One thing is for sure. If you ever decide to go into the advertising billboard business don't plan on using Ebbing, Missouri as your launch pad. They make would-be advertisers use giant sized billboards on back roads where no one will see them and where eventually they will fall into disrepair. This is where Mildred, (Frances McDormand) comes in. A curmudgeonly and waspish woman, who is seeking action from the local police in finding her missing daughter and, we must assume, her daughter's eventual killer. Mildred decides to rent the billboards to grab police attention and advertise in oversized black text the lack of police commitment.
The numerous preposterous situations in this film can be attributed to a lethal combination of a writer who feels ill at ease with story telling and then fatally treats his words as holy writ. He should have had a strong director with him to flag up the flimsy logic and horrid clichés. A director who wouldn't let him get away with it. Unfortunately, when the two of them got together, their admiration for each other's work was so intense and resilient, they just couldn't bring themselves to openly question the other's thought process. But they must have both had their suspicions about each other because tanker loads of midnight oil have been burnt beavering away on adding bits to get the plot to catch up and explain itself.
Sadly, this film lacks that thread of logic that must exist for an audience to truly believe in the plot. Logic should be the cornerstone. Give an audience a logical story and they will follow. Toy Story, Superman, etc. all fantasy, but all fiercely logical.
In any event, both the writer and the director finally gave up on logic and relied instead on three huge, sleight of hand performances to cover any inconvenient truths.

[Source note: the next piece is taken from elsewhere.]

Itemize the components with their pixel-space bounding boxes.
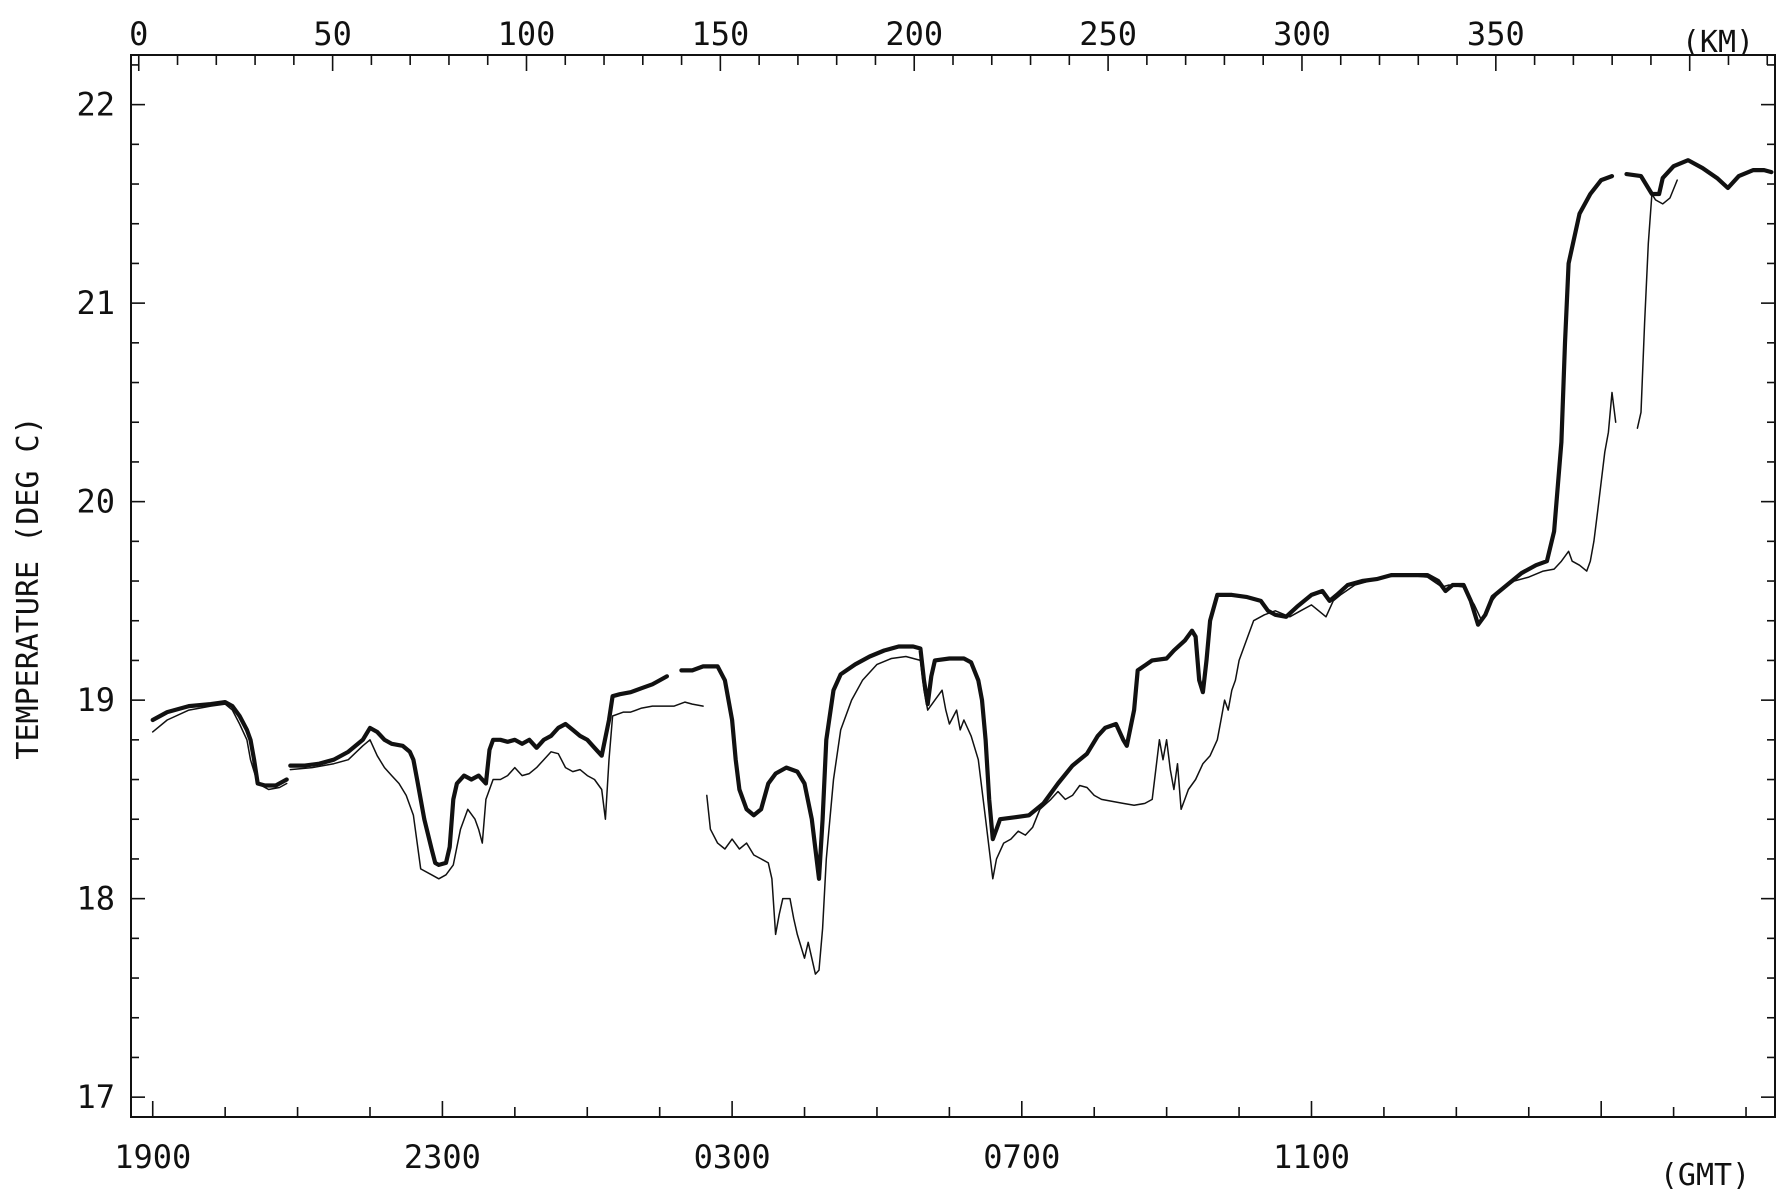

For a start it has no sense of location. There are few stores in this town. There are no grocery stores or McDonalds or anything - or if there are we don't get to see them. We just don't know where we are - or even in what time zone. But hang on, I'm forgetting that's not necessary because it's in the title. It's Ebbing, Missouri. And it's about Three Billboards. And they're outside town.
Now, just like the lack of stores in Ebbing, the townsfolk are sparse and a weird bunch too. There aren't that many of them but all have presumably been extras in Westerns for most of their lives and as a result stand around on Main Street watching meekly as one of Ebbing's finest, a twerpy, semi-literate cop (Sam Rockwell) inflicts violence on the aforementioned, mild mannered citizens. But no one notices. No one complains. It's as though a part of this town has been set aside to allow a manic theatre troupe to indulge in a sub-culture of idiocy of truly Truman Show proportions.

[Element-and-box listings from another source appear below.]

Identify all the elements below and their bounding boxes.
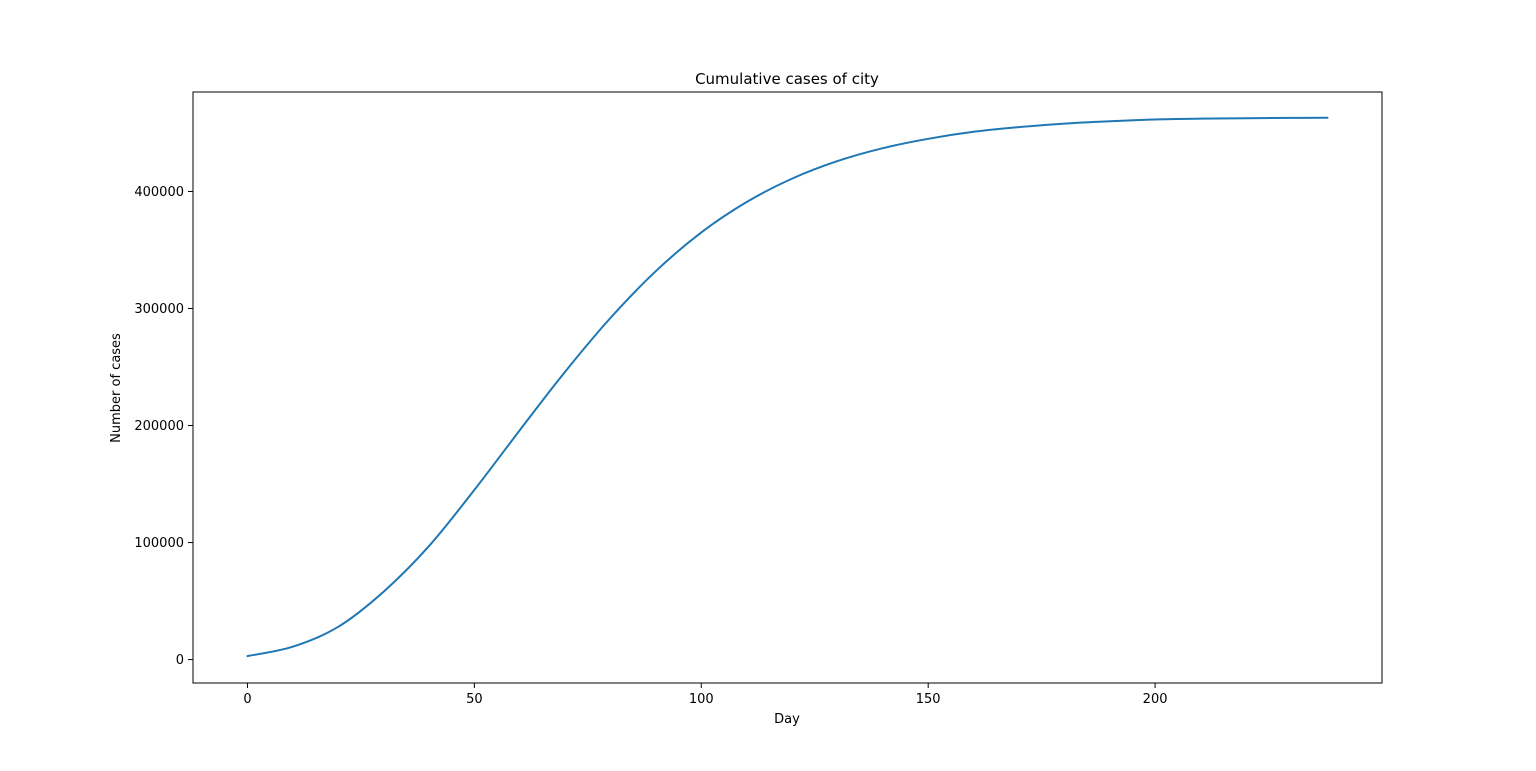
x-tick-label: 150	[916, 692, 941, 707]
x-tick-label: 100	[689, 692, 714, 707]
plot-area-frame	[192, 91, 1383, 684]
series-line	[246, 116, 1329, 658]
x-tick-label: 200	[1143, 692, 1168, 707]
y-tick-label: 100000	[134, 536, 184, 551]
y-tick-label: 300000	[134, 302, 184, 317]
y-axis-label: Number of cases	[109, 333, 124, 443]
x-axis-label: Day	[774, 712, 800, 727]
y-tick-label: 400000	[134, 185, 184, 200]
y-tick-label: 200000	[134, 419, 184, 434]
chart-title: Cumulative cases of city	[695, 70, 879, 88]
axis-ticks: 0 50 100 150 200 0 100000 200000 300000 400000	[134, 185, 1167, 707]
series-layer	[246, 116, 1329, 658]
x-tick-label: 0	[243, 692, 251, 707]
x-tick-label: 50	[466, 692, 483, 707]
y-tick-label: 0	[176, 653, 184, 668]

There's the obligatory drunk police chief - no wait a minute, that's Sam Rockwell, he's the drunk but he's not the chief. The police chief is Woody Harrelson and he has a terminal illness but other than that, only the scantest of other clues to his character.
We know he is married to a young Australian girl (Abbie Cornish). Who says Hollywood can no longer contemplate a ludicrous age gap? But the Cornish character was presumably on a doomed domestic flight from Sydney to somewhere when she found herself stranded in the twilight zone that is Ebbing.
Harrelson and Cornish have two children who are cute and play a curious fishing game by themselves on the edge of a lake. This allows their parents to treat themselves to some off screen hanky-panky and because of this, their children's safety is rather secondary. Harrelson's quiet performance, in a wonderful white shirt, has echoes of Jeff Bridges in 'Hell or High Water'. Although that's where the comparison ends. He really exists only in the mind of the director or writer, or both of them, to compose three hand written letters that will get our director or the writer off a troublesome hook and make everything right for everybody.
Then, finally there's Frances McDormand as Mildred , our Three Bill Boards girl. Now, anyone who has seen Ms. McDormand in previous productions will have fond memories of Fargo and Blood Simple and Olive Kitteridge and so on. But, and let's be clear about this, Frances McDormand could waltz through this sort of script while asleep. On a stretcher. In the dark. A ground breaking performance it is not. It's as though she planned to try something else but, and Pavlov was right on this, as soon as an actor sees a red light and hears a bell many of them just can't help but deliver their stock performance.
In McDormand's case it's from her Sour and Harsh canon and regrettably she will not develop beyond this now as an actress.
So what does all this strange little film add up to? Probably, just like La La Land, it proves you can fool all of the people some of the time - even an Oscar jury.
My memory of Three Billboards will be the indulgent script and lack of editing and Sam Rockwell's strange haircut and Frances McDormand's relentless bandana and strange haircut and Clarke Peters flashing his cop's badge a little too early - so when an elderly 'Sidney Poitier' shows up in town our surprise is muted.
Oddly, and this is a clue to how a film can mask the insubstantial talent of the writer and director, the minor roles here only serve to amplify the massive theatricality of the principal performances and the production as a whole.
And so it will fade away and get an Oscar for something and the game can go on.